The branched chain Amino acids (BCAAs: leucine, isoleucine, valine) are essential Amino acids that function as catabolic substrates and signaling molecules via mTORC1. While individual BCAAs have unique roles in organismal and cellular physiology, the mechanisms underlying their individual effects remain poorly understood.
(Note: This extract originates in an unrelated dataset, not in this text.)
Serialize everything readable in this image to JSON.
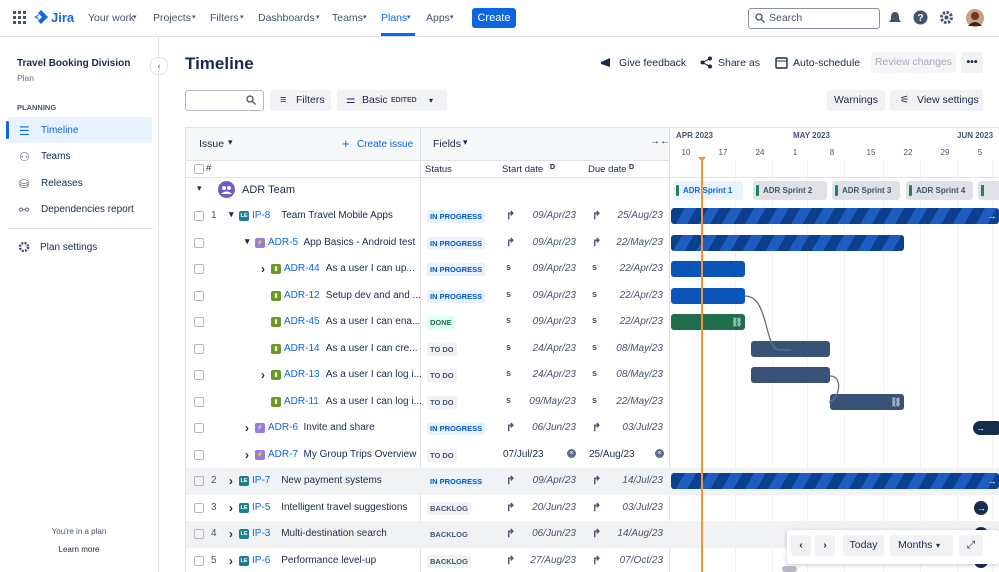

We demonstrate that the three BCAAs have distinct roles in T Cell Biology. We find that isoleucine and valine are necessary and sufficient for quiescence exit and cell division, whereas leucine is dispensable. Mechanistically, these effects are independent of their diverging catabolic fates and instead due to differential sensing of leucine and isoleucine/valine by mTOR and c-Myc. While isoleucine and valine are necessary and sufficient for c-Myc expression, mTORC1 leucine-sensing represses c-Myc and proliferation during BCAA restriction. Together, we find that the discrete sensing of the BCAAs uncouples two major anabolic regulators, mTORC1 and c-Myc, in cell growth. This provides mechanistic insight into the distinct roles of the BCAAs in cell physiology, highlighting divergent BCAA sensing rather than catabolism, and offering a new lens to appreciate their impact on immunity and pathophysiology.

Branched Chain Amino Acid; T cell; c-Myc; immunometabolism; mTORC1.